También es verdad que, como los kremlinólogos, los vaticanólogos saben explicar muy bien lo que ha sucedido, pero nunca aciertan lo que va a suceder. Como otros que me sé yo, de los que hablaremos ahora.

En casa tenemos los... ¿cómo llamarlos? ¿Colauólogos? Porque la señora Colau es la única referencia conocida de un batiburrillo de gentes de diversas agrupaciones, grupúsculos, facciones, movimientos y pandillas de amigotes que se ha presentado no sé ya con cuántos nombres a las diversas contiendas electorales los últimos años. Pero ¡tranquilos! Sí se puede, podemos, en común, encontrar un nombre para quien estudia a este caótico microcosmos.

Tantos son y nunca están de acuerdo en nada. Es tan confusa su relación de fuerzas y su relación entre sí y con los demás que cualquiera se mete, primero, a describir quién hace qué y, segundo, a adivinar qué sucederá a continuación, o por dónde nos saldrán ahora. Tampoco sirve de nada atender a la carismática lideresa del conglomerado. La señora Colau ahora dice blanco y ahora, negro, o amarillo, según sopla el viento. Lo hace sin inmutarse. Luego ¿quieren divertirse? Digan en un acto público que una vez tuvieron una percepción extrasensorial y a la alcaldesa le faltará tiempo para asegurar que ella también la tuvo. No falla nunca: la señora Colau inventó el «y yo también».

Eso, no tengo ni que decirlo, complica el análisis, seguro que sí.

Luego están los amarillólogos, muy semejantes en todo a los colauólogos, porque el amarillismo y el colauismo tienen mucho en común; especialmente el desorden. Los amarillólogos analizan con sesuda concentración lo que ocurre entre los independentistas catalanes. Son, con diferencia, los que mejor viven de todos, de tertulia en tertulia.

Ya les digo yo ahora que el amarillismo escapa a cualquier análisis racional. Es una cuestión de fe que se manifiesta en forma de caos. Por eso, los amarillólogos ponen la mano a lo que caiga, sea un sueldo, sea una subvención, porque todo el mundo se gana las lentejas como puede.

Lo único seguro en estos ecosistemas políticos postmodernos es que en ellos aflora la estupidez. Dicho de otra manera, «la mierda flota». Si se encuentra un líder peor o más estúpido que el actual, sube una casilla. Si sale un tipo sensato, lo echan. El más estúpido gana y se lleva el gato al agua. Fin. Véase la definición de estupidez de Carlo Maria Cipolla para evitar malentendidos y aplíquese a nuestros casos; verán que llevo razón.

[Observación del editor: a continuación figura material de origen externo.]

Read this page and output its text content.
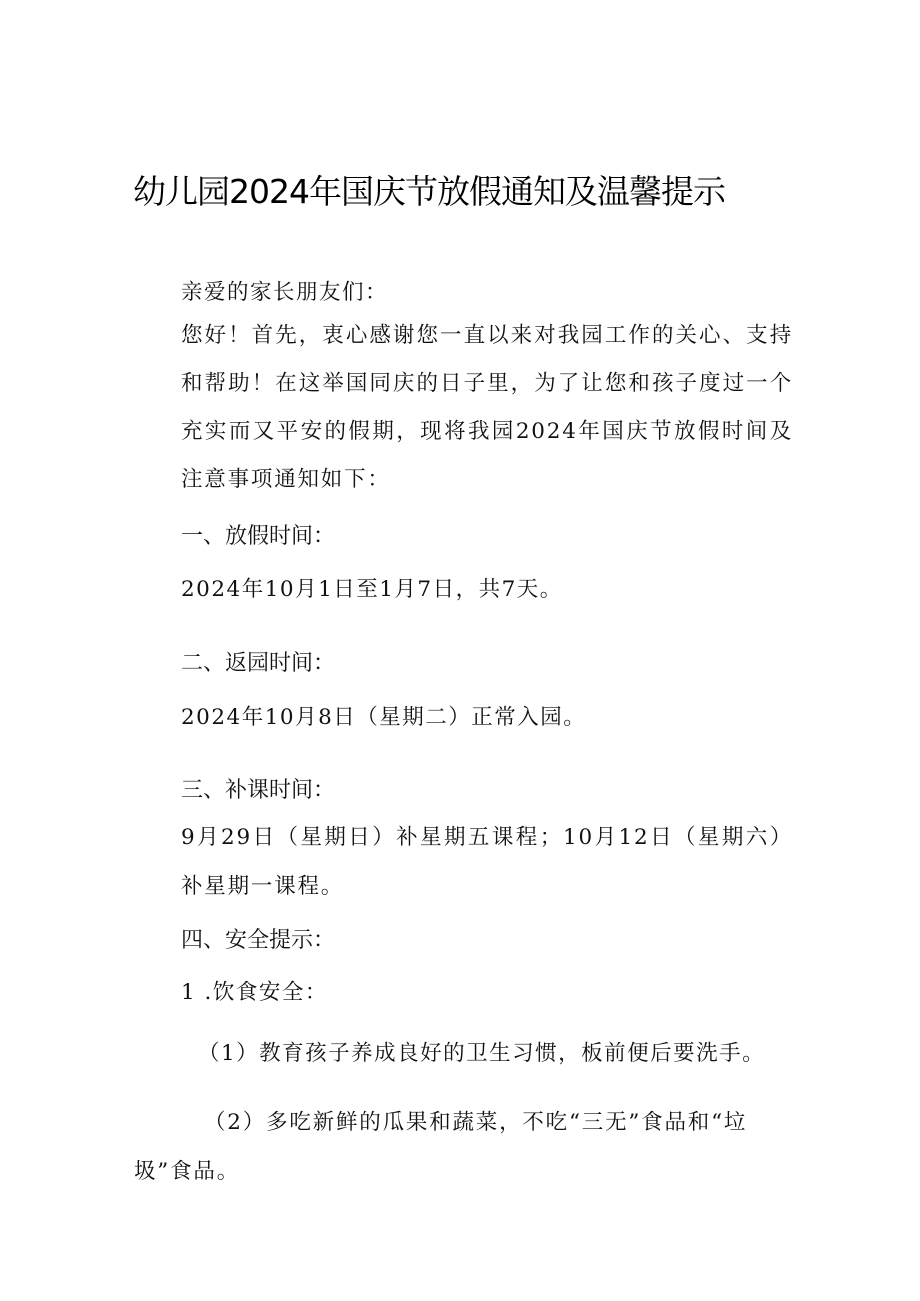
幼儿园2024年国庆节放假通知及温馨提示
亲爱的家长朋友们：
您好！首先，衷心感谢您一直以来对我园工作的关心、支持和帮助！在这举国同庆的日子里，为了让您和孩子度过一个充实而又平安的假期，现将我园2024年国庆节放假时间及注意事项通知如下：
一、放假时间：
2024年10月1日至1月7日，共7天。
二、返园时间：
2024年10月8日（星期二）正常入园。
三、补课时间：
9月29日（星期日）补星期五课程；10月12日（星期六）补星期一课程。
四、安全提示：
1 .饮食安全：
（1）教育孩子养成良好的卫生习惯，板前便后要洗手。
（2）多吃新鲜的瓜果和蔬菜，不吃“三无”食品和“垃圾”食品。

Como ahora vienen elecciones, anda el gallinero revuelto y el asunto promete. Todos darán «lo mejor de sí». Todos. Si los partidos «convencionales» ya nos obsequian con sesiones de esperpento, ya no les digo lo que podemos esperar de las izquierdas «alternativas» o las diversas facciones del procesismo, en pleno período cainita. Dará para pillar asiento con un cesto de palomitas y aplaudir la comedia. Es un consuelo que, mientras el Titanic se nos va a pique, la orquesta siga tocando el vals del disparate y todos bailamos al son.

¿No me creen? A modo de avance, suena con fuerza la candidatura de Beatriz Talegón, no importa para qué ni de parte de quién. Y esto es sólo el aperitivo.